EU: “Merde alors!” – Luxembourger Jean Asselborn has no office at all

EU
“Merde alors!” – Luxembourger Jean Asselborn has no office at all

The then Luxembourg Foreign Minister Jean Asselborn is quitting his job. photo

© Omer Messinger/afp-pool/dpa

Jean Asselborn was the voice of Luxembourg for two decades. When he first started, the German Foreign Minister was still called Joschka Fischer. Europe’s longest-serving foreign minister is now resigning from his post.

He is one of the best-known Luxembourgers abroad. And back home in the Grand Duchy, an entire generation cannot remember there ever being another foreign minister. Jean Asselborn (74), his country’s foreign minister for more than 19 years, is leaving his office.

There is no longer any place for the Social Democrat in the new Christian-liberal government of Prime Minister Luc Frieden. “I knew that after almost 20 years it had to end,” he says. “I think I can handle this.”

As of today, Luxembourg has a new foreign minister: Liberal Xavier Bettel, previously prime minister in Luxembourg for ten years, has taken over the baton from Asselborn.

Back to the start

When Asselborn became Foreign Minister in 2004, his counterparts were still called Condoleezza Rice (USA) or Joschka Fischer (Germany). Since then, his colleagues have calculated, he has seen 241 foreign ministers from other countries come and go.

“I’ve been to New York 48 times and Berlin 80 times,” he says. Eight weeks ago he had his photo taken with seven colleagues – only four of whom are now in office: “It’s moving so quickly.” He has been the EU’s longest-serving foreign minister since 2010.

Why he quits

In October he was re-elected to parliament, where he had been a member for 20 years – but he did not accept the mandate. Because Asselborn was also responsible for migration. For him, the fact that EU countries did not want to accept Afghan refugees after the fall of Kabul in August 2021 was “one of my biggest disappointments”: “That shocked me.”

And now there is again “this chaos” when it comes to migration: “That really bothered me.” He felt: “You mustn’t overdraw, otherwise the candle will go out.” So he renounced his mandate.

Esteemed politician

Asselborn, who left school early, worked at a tire company and later completed a second-chance law degree in Nancy (France), is valued – and feared – as a man of clear words. Especially when something is close to his heart:

When Italy’s then Interior Minister Matteo Salvini said that he did not want to take in refugees, Asselborn lectured him about the former Italian guest workers living in Luxembourg, whom he addressed with the words “Merde alors!” decided – which can also be politely translated as “damn crap”.

Salvini’s attempt to discredit Asselborn with a video of the incident backfired: “Merde alors” was proudly marketed in Luxembourg on a T-shirt or coffee cup.

Asselborn has always been unbending when it comes to human rights issues. It is a weakness of the EU that Hungary and Poland have caused “very big problems with the rule of law”. “Russia shows where a country goes when the rule of law no longer works. We must not give in an inch.”

Foreign Minister with self-criticism

The Russian attack on Ukraine on February 24, 2022 and the Hamas attack on Israel on October 7 are two dates “where I am probably not the only foreign minister who says: What have we done wrong for such developments to happen ?” Now you have to try to make the best of the situation. Failures? The EU should have worked more forcefully for the two-state solution in the Middle East, “then there would be no Hamas in this form.”

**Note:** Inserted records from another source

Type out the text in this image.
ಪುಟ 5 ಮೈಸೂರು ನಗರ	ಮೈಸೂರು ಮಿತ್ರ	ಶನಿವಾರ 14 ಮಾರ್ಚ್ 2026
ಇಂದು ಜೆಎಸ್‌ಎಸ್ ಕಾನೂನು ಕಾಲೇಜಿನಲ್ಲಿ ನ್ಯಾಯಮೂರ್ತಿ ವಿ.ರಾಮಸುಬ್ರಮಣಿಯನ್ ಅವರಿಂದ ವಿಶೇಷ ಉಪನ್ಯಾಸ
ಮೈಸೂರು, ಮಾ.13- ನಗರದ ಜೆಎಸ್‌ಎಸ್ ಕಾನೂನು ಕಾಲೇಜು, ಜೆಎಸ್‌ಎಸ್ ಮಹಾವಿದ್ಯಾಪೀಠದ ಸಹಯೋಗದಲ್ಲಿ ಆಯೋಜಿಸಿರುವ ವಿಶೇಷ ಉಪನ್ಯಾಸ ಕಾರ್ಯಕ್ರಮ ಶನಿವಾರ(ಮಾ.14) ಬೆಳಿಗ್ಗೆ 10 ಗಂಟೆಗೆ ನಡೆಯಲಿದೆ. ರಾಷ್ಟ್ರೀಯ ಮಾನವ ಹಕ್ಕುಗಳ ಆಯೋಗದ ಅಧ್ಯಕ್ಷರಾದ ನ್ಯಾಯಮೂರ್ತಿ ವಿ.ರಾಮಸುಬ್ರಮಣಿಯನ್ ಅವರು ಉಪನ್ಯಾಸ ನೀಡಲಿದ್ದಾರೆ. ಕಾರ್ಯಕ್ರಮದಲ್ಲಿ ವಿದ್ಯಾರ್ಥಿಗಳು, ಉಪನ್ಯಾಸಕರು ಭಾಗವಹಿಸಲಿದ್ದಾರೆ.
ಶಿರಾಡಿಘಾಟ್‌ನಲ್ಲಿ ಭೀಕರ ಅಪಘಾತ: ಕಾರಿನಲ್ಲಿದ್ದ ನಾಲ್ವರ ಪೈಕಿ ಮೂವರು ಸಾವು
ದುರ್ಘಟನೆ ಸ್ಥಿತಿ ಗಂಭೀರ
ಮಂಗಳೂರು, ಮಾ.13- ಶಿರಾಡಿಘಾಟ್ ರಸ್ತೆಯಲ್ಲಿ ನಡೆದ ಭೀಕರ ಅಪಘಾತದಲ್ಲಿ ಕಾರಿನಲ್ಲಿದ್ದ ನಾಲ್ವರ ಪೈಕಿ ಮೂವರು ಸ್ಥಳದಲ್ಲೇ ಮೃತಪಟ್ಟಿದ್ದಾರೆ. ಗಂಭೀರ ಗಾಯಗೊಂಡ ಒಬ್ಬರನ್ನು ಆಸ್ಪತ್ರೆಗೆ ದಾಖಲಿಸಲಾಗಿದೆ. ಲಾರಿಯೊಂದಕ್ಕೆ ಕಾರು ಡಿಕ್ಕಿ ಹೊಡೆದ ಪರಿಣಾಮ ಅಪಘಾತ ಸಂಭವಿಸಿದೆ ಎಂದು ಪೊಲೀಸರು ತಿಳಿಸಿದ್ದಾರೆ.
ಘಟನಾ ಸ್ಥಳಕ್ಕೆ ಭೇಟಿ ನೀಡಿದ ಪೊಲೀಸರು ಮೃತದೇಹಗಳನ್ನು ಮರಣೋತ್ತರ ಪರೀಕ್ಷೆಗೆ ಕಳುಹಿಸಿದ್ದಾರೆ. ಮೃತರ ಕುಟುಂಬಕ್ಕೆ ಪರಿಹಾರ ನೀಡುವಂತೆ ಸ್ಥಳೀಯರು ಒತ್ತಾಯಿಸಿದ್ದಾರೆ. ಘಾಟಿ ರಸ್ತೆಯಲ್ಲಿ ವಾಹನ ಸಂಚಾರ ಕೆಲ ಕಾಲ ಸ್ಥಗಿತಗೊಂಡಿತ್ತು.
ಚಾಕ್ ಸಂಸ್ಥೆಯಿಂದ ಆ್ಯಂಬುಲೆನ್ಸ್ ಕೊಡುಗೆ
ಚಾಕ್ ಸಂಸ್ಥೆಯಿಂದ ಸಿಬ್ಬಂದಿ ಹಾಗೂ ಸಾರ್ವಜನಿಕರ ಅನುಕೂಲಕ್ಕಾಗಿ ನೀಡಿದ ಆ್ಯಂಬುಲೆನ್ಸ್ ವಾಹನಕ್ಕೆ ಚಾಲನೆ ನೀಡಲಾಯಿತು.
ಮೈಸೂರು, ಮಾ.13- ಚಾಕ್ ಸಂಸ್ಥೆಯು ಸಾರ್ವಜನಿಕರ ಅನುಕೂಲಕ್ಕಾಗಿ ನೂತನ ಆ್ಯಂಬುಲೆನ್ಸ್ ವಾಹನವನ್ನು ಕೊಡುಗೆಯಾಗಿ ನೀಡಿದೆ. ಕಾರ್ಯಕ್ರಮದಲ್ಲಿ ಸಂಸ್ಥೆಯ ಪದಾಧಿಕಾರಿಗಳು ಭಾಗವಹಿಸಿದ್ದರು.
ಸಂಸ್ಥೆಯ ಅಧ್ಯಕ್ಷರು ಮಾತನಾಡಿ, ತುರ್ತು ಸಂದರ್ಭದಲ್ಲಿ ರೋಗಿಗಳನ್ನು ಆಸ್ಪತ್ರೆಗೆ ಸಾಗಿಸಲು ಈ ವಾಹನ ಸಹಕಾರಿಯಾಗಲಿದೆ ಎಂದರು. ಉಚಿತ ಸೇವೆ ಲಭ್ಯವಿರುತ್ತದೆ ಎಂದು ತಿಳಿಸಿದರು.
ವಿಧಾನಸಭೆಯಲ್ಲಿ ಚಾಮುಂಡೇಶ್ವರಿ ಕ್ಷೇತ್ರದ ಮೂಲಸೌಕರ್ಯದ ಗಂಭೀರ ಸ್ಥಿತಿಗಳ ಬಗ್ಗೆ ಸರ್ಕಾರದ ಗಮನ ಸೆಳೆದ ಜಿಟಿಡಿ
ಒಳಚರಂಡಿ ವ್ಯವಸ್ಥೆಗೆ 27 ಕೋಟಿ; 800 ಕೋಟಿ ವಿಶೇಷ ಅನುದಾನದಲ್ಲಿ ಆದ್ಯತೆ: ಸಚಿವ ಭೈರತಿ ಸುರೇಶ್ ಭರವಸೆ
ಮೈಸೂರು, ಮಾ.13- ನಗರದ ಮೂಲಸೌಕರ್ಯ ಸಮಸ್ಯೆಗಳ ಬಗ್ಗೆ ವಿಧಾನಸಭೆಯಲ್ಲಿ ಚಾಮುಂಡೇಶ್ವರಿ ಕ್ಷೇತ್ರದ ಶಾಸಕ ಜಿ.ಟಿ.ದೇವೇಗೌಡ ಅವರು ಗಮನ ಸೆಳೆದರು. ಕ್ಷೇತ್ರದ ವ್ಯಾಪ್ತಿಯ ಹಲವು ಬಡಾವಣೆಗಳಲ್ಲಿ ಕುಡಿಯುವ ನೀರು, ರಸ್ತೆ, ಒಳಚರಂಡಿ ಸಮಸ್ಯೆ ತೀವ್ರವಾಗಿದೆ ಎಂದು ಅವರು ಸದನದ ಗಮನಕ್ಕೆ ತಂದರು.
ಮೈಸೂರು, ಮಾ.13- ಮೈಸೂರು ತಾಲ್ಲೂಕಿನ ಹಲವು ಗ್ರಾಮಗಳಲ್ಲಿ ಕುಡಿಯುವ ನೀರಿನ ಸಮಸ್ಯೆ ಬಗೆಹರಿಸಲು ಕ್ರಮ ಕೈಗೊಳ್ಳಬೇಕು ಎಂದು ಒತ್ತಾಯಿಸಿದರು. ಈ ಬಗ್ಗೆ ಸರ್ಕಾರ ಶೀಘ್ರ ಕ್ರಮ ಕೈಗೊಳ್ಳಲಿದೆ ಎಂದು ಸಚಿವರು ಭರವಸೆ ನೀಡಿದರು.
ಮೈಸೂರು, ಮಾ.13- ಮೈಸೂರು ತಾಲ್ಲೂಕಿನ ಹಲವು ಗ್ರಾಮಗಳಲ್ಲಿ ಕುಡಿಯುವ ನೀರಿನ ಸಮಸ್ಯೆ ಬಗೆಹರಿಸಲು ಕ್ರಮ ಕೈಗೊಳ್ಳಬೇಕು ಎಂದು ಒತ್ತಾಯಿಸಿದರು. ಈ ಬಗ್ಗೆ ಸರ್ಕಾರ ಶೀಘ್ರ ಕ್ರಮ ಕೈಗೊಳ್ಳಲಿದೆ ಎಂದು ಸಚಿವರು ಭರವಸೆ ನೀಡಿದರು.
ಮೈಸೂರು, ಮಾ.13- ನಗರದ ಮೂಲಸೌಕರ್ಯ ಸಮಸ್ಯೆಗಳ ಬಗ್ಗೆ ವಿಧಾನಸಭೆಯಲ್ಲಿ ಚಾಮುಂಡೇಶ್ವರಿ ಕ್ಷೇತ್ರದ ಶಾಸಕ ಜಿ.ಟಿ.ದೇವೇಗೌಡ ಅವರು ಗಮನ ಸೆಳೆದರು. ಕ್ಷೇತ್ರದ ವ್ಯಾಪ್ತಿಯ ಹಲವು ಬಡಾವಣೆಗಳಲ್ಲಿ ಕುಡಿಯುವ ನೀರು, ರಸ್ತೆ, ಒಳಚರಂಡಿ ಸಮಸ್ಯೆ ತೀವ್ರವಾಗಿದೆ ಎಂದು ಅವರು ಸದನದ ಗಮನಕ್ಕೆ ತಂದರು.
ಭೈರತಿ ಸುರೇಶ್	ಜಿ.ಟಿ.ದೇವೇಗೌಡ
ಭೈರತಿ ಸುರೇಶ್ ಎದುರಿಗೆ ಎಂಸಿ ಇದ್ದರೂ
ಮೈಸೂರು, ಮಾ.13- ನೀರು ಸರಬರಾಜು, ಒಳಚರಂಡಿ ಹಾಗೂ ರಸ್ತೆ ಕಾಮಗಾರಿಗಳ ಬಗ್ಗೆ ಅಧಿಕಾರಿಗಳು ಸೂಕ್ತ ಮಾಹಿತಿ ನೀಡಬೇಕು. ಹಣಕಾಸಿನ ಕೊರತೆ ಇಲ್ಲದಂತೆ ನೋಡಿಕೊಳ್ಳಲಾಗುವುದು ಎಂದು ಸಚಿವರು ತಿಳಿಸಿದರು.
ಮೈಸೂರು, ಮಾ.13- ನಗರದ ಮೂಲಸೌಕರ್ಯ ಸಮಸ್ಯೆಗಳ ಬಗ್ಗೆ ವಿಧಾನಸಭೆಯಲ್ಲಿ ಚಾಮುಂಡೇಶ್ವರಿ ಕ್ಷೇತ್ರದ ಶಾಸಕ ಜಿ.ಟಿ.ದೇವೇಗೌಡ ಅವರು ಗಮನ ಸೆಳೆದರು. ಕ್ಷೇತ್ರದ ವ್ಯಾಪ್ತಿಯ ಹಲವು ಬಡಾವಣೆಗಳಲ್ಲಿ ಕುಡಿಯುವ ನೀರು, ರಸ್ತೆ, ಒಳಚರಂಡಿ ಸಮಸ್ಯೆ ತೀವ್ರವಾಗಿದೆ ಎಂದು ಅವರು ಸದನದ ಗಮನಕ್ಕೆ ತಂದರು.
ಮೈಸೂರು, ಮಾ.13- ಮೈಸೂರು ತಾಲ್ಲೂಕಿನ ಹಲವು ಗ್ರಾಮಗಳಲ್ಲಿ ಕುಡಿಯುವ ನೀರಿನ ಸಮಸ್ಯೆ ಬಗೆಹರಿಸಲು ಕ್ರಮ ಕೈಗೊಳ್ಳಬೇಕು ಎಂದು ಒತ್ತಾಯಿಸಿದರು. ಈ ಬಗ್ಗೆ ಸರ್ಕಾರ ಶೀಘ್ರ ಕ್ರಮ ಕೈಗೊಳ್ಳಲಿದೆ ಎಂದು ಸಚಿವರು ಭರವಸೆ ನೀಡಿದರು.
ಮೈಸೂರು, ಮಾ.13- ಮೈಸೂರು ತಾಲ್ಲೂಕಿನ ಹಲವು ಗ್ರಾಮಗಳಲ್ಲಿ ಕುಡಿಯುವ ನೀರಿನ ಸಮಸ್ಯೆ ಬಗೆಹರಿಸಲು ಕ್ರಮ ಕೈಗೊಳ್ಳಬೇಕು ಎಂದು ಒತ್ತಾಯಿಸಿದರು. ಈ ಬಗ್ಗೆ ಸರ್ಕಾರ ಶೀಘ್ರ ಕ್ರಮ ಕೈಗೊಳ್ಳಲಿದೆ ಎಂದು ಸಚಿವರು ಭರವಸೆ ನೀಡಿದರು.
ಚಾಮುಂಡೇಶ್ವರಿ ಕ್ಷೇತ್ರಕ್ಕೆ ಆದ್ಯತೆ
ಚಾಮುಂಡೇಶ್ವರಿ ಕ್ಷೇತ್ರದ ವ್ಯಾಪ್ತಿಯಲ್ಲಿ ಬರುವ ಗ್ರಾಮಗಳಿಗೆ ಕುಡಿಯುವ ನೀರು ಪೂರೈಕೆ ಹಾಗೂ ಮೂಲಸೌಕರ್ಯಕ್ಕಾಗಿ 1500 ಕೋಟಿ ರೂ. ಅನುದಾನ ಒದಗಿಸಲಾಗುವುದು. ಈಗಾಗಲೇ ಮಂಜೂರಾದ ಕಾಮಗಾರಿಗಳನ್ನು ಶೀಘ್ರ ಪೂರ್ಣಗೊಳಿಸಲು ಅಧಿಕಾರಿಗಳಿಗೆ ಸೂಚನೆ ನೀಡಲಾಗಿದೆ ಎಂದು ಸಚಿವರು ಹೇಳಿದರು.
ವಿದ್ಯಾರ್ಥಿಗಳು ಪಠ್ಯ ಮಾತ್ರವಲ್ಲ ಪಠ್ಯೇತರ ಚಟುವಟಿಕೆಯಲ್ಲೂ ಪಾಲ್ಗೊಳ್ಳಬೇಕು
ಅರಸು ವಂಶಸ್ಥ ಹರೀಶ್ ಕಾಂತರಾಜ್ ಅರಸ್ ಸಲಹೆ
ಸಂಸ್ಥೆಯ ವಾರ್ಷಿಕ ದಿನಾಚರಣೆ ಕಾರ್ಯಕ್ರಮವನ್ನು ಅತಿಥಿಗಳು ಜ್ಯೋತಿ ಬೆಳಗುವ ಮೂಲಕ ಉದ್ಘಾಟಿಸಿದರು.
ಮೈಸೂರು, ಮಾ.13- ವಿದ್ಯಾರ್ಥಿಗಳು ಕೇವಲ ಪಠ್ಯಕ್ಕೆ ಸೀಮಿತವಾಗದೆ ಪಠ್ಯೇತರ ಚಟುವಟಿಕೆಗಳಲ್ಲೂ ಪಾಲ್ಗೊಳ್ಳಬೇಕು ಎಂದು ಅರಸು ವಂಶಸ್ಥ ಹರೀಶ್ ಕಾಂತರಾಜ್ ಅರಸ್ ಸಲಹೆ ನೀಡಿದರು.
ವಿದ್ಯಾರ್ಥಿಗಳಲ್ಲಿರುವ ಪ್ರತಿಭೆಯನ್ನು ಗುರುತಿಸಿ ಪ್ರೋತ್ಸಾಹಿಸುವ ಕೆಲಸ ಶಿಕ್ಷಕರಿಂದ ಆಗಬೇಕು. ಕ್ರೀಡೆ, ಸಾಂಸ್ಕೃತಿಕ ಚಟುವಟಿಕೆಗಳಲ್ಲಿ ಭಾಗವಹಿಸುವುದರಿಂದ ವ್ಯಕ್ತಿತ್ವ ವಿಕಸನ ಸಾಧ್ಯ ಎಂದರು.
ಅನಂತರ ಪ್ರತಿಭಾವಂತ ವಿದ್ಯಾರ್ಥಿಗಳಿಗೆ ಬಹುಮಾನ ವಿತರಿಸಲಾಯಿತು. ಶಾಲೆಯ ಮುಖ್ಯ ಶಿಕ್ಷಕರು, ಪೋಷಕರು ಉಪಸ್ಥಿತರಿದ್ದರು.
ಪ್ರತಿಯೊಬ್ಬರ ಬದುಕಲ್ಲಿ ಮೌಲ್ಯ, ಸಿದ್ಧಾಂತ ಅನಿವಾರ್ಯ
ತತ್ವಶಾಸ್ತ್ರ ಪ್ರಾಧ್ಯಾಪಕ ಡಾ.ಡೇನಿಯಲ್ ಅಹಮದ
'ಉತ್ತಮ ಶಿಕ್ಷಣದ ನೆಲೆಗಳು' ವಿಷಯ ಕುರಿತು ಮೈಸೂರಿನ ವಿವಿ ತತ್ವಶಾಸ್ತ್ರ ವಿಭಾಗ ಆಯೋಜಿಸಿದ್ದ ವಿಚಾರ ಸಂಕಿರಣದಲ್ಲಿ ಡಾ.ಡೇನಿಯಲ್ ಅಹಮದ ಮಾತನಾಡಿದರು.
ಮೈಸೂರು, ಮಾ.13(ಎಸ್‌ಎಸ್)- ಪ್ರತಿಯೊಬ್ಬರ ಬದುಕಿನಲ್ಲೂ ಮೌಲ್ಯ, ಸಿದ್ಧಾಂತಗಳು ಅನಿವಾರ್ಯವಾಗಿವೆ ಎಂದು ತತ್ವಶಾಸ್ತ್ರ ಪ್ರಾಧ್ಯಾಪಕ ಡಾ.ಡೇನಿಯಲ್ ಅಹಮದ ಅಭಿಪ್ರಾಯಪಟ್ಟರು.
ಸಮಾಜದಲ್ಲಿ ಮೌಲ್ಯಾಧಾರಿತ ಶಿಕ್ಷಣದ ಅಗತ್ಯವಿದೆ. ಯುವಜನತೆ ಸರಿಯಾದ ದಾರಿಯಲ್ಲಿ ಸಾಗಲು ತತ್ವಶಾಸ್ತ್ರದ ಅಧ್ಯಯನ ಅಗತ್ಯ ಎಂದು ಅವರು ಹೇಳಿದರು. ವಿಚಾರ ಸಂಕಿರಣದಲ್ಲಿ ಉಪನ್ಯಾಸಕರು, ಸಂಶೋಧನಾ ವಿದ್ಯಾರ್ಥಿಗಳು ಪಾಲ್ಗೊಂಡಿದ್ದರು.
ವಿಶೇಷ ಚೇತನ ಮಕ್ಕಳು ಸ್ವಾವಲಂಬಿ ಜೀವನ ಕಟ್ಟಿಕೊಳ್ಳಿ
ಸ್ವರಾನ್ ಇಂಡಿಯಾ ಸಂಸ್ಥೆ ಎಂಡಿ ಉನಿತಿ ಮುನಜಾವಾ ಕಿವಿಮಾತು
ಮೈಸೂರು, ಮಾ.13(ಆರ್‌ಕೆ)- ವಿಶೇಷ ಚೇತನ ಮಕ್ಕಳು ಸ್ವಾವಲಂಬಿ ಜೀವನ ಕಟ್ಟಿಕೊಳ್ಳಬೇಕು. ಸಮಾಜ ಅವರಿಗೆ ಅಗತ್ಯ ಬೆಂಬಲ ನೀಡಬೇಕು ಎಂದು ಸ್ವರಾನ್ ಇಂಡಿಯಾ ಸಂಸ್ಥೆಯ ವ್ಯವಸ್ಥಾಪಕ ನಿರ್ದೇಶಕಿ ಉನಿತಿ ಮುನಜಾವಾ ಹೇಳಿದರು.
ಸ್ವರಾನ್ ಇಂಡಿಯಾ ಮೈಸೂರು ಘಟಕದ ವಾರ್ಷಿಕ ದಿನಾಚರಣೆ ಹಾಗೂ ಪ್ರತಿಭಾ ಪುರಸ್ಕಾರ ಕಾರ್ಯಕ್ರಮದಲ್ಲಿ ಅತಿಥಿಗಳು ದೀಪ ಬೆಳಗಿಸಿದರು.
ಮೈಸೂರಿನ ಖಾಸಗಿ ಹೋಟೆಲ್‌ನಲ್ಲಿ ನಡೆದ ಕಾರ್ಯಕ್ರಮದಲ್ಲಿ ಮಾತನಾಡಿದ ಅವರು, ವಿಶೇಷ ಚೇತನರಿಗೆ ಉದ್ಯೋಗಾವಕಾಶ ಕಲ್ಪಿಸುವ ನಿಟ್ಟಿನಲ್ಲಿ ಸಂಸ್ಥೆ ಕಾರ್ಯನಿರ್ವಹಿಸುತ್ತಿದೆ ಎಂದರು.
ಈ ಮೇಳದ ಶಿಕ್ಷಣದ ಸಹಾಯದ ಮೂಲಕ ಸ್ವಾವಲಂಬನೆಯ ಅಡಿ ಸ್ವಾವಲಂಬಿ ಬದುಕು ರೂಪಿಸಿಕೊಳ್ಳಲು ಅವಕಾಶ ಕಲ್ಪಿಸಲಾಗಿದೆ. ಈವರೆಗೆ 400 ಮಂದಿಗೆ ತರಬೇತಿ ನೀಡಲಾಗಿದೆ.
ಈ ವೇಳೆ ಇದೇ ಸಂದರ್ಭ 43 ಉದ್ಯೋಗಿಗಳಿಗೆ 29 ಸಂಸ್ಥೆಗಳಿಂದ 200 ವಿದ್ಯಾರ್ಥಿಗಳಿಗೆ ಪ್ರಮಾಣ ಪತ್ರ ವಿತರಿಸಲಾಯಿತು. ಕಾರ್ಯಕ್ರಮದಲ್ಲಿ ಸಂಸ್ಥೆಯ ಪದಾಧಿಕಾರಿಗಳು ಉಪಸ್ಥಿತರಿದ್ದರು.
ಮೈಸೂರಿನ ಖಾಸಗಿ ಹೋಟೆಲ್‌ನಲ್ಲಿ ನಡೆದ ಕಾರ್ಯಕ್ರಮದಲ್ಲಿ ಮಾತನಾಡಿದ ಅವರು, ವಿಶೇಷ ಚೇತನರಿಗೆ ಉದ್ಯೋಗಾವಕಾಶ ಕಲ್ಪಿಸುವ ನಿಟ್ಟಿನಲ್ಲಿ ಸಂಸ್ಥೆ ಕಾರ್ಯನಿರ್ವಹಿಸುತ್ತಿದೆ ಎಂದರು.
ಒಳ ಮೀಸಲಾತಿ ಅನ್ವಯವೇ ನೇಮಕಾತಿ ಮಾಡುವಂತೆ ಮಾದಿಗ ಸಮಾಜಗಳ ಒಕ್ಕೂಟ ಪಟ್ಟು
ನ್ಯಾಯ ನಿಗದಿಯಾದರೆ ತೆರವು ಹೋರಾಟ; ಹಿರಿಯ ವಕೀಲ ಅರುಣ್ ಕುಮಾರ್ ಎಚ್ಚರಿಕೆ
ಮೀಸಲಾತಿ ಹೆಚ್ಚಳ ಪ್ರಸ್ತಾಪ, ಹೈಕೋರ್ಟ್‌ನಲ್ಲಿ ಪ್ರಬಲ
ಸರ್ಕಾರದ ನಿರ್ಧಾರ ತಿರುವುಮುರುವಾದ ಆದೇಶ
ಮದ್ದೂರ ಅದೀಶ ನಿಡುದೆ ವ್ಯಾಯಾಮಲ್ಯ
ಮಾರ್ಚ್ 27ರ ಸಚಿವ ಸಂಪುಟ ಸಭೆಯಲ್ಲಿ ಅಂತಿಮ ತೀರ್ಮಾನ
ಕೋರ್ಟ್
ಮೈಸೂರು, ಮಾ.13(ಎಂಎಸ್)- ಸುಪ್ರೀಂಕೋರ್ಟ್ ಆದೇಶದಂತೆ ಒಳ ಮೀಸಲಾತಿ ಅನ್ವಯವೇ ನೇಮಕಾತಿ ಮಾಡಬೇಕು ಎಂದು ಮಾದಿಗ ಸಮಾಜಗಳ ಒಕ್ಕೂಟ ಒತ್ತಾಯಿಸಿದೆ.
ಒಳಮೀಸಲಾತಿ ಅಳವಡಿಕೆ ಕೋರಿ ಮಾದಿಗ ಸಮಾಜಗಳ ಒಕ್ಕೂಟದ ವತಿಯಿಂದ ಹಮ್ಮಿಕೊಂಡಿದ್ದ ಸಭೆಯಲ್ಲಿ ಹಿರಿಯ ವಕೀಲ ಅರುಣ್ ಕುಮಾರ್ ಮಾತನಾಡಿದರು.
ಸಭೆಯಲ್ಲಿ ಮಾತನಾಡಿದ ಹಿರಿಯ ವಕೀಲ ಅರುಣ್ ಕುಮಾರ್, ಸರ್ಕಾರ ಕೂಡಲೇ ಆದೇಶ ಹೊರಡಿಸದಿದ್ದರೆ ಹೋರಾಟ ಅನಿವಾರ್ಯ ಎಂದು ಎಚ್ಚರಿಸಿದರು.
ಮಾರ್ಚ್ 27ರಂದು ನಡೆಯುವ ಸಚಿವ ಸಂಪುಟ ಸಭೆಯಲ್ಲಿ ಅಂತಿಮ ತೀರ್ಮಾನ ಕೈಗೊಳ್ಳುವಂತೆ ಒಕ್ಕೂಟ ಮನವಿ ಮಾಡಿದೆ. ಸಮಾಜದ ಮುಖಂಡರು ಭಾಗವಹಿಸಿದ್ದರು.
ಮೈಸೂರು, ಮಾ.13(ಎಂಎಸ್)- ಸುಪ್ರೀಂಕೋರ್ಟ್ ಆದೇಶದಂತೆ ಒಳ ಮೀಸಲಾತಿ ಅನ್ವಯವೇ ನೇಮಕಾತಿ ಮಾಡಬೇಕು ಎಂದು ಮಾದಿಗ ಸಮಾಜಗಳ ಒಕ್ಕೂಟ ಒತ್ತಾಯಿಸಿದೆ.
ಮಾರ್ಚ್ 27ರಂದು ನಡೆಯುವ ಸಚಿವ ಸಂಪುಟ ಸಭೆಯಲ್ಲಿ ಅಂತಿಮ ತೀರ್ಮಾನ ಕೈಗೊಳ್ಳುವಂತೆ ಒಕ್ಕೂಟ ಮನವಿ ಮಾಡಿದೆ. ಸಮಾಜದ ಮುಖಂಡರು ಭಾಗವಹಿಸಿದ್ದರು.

He wouldn’t say that the EU is weak. “We see about eight or 10 countries knocking on our door to join, so it can’t be a sign that we are weak,” he says. And the fact that the EU still exists “is a positive thing.” After all, it has already survived many crises: from the constitutional crisis to the euro crisis to Brexit.

In the future, Asselborn will have more time for his racing bike, which he enjoys riding more than 400 kilometers every week to stay fit. But he also already has appointments for his time as a minister when he is out of office. And: “I have to make phone calls myself, drive myself and organize everything myself.” What he will miss the least is “the inside of airplanes: I spent months of my life there.”